Two nominees for the federal bench in the Bay Area got through the U.S. Senate Judiciary Committee today, but not before Republicans lined up solidly against one of them.
While San Jose-based Magistrate Judge Richard Seeborg sailed through on a voice vote, his colleague from San Francisco, Edward Chen, got through on a party line 12-7 tally. Ranking Republican Jeff Sessions of Alabama criticized Chen for his some of his writings and speeches, along with his long tenure as an ACLU staffer. An “ACLU chromosome” runs through President Obama’s judicial nominees, Sessions declared, prompting loud groans from Chairman Patrick Leahy and other Democrats.

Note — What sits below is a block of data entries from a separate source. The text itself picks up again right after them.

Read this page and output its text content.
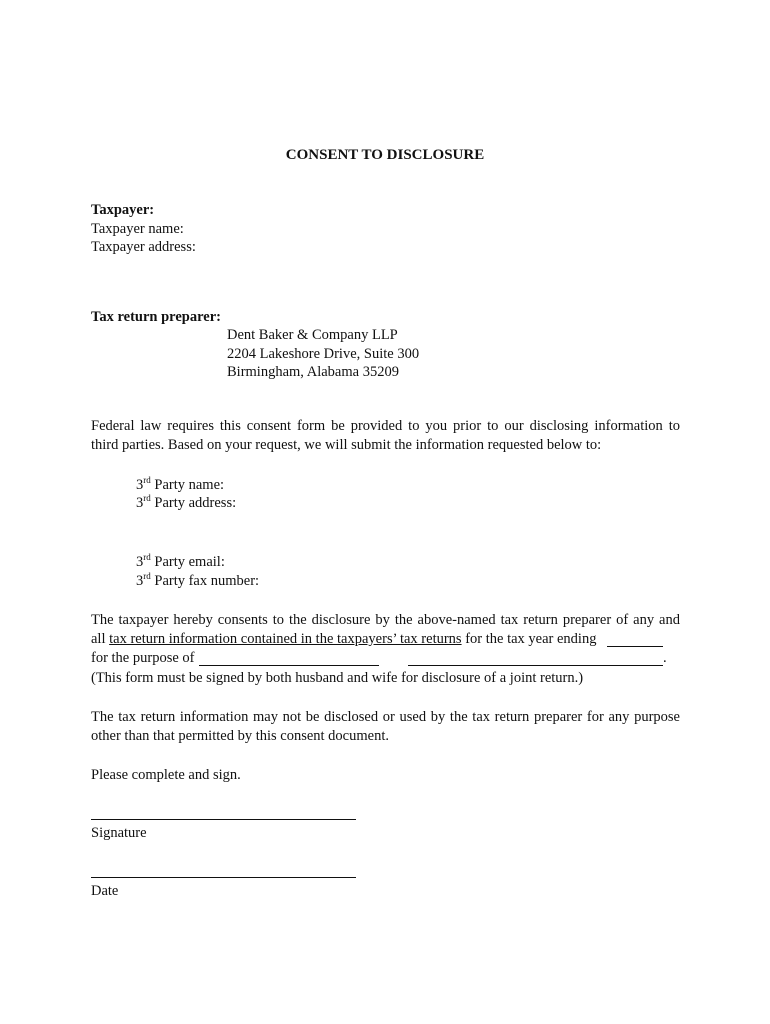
CONSENT TO DISCLOSURE
Taxpayer:
Taxpayer name:
Taxpayer address:
Tax return preparer:
Dent Baker & Company LLP
2204 Lakeshore Drive, Suite 300
Birmingham, Alabama 35209
Federal law requires this consent form be provided to you prior to our disclosing information to
third parties. Based on your request, we will submit the information requested below to:
3rd Party name:
3rd Party address:
3rd Party email:
3rd Party fax number:
The taxpayer hereby consents to the disclosure by the above-named tax return preparer of any and
all tax return information contained in the taxpayers’ tax returns for the tax year ending
for the purpose of	.
(This form must be signed by both husband and wife for disclosure of a joint return.)
The tax return information may not be disclosed or used by the tax return preparer for any purpose
other than that permitted by this consent document.
Please complete and sign.
Signature
Date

Not-so-smooth sailing ahead? .... After the jump.
The ACLU line of attack — plus the solid Republican opposition — could mean Chen will languish on the Senate calendar for a while before getting a vote by the full chamber. Obama’s first appellate court nominee had ACLU connections and has not yet received a vote after months of delay. However, circuit appointments involve much higher stakes than the district court.

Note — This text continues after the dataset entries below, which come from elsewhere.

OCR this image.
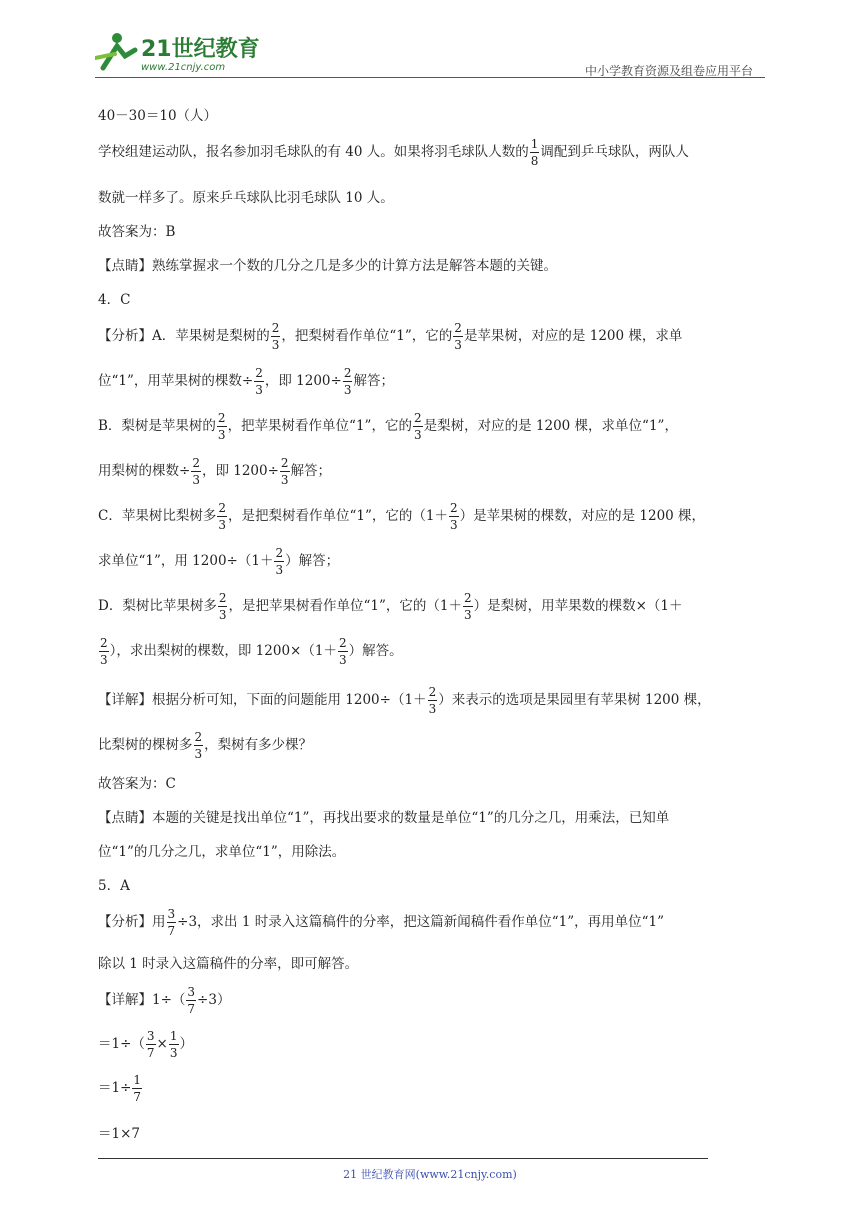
21世纪教育
www.21cnjy.com	中小学教育资源及组卷应用平台
40－30＝10（人）
学校组建运动队，报名参加羽毛球队的有 40 人。如果将羽毛球队人数的 $\frac{1}{8}$ 调配到乒乓球队，两队人
数就一样多了。原来乒乓球队比羽毛球队 10 人。
故答案为：B
【点睛】熟练掌握求一个数的几分之几是多少的计算方法是解答本题的关键。
4．C
【分析】A．苹果树是梨树的 $\frac{2}{3}$ ，把梨树看作单位“1”，它的 $\frac{2}{3}$ 是苹果树，对应的是 1200 棵，求单
位“1”，用苹果树的棵数÷ $\frac{2}{3}$ ，即 $1200\div \frac{2}{3}$ 解答；
B．梨树是苹果树的 $\frac{2}{3}$ ，把苹果树看作单位“1”，它的 $\frac{2}{3}$ 是梨树，对应的是 1200 棵，求单位“1”，
用梨树的棵数÷ $\frac{2}{3}$ ，即 $1200\div \frac{2}{3}$ 解答；
C．苹果树比梨树多 $\frac{2}{3}$ ，是把梨树看作单位“1”，它的（$1+ \frac{2}{3}$ ）是苹果树的棵数，对应的是 1200 棵，
求单位“1”，用 $1200\div(1+ \frac{2}{3}$ ）解答；
D．梨树比苹果树多 $\frac{2}{3}$ ，是把苹果树看作单位“1”，它的（$1+ \frac{2}{3}$ ）是梨树，用苹果数的棵数×（1＋
$\frac{2}{3}$ ），求出梨树的棵数，即 $1200\times(1+ \frac{2}{3}$ ）解答。
【详解】根据分析可知，下面的问题能用 $1200\div(1+ \frac{2}{3}$ ）来表示的选项是果园里有苹果树 1200 棵，
比梨树的棵树多 $\frac{2}{3}$ ，梨树有多少棵？
故答案为：C
【点睛】本题的关键是找出单位“1”，再找出要求的数量是单位“1”的几分之几，用乘法，已知单
位“1”的几分之几，求单位“1”，用除法。
5．A
【分析】用 $\frac{3}{7} \div 3$，求出 1 时录入这篇稿件的分率，把这篇新闻稿件看作单位“1”，再用单位“1”
除以 1 时录入这篇稿件的分率，即可解答。
【详解】$1\div( \frac{3}{7} \div 3)$
$=1\div( \frac{3}{7} \times \frac{1}{3}$ ）
$=1\div \frac{1}{7}$
＝1×7
21 世纪教育网(www.21cnjy.com)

“The man is a good person. [Chen] has apparently conducted himself without serious problems as a U.S. magistrate,” Sessions said, “but I am concerned his stated positions and background indicate an understanding of the law that is contrary to what a judge should have.”

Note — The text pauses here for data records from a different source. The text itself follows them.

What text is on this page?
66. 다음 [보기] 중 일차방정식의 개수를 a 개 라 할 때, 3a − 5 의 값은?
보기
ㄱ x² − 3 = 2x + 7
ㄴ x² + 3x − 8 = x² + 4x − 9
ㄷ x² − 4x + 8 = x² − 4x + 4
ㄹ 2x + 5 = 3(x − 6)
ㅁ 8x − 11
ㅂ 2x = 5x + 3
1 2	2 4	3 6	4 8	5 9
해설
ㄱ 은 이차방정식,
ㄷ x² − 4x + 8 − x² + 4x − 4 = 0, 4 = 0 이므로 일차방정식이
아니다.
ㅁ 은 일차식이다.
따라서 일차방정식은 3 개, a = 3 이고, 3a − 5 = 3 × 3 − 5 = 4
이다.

Despite her own rumored distaste for the ACLU, California Democrat Dianne Feinstein defended Chen, whom she had recommended to Obama.
“He has made a transition from advocate to judge, and I don’t believe there is a spot, a blemish or a wart on his record as a magistrate judge,” she said.
Feinstein also alluded to the political stakes involved in California, saying Chen would be the first Chinese-American federal judge in the Bay Area. “It is an extraordinarily important appointment,” she said.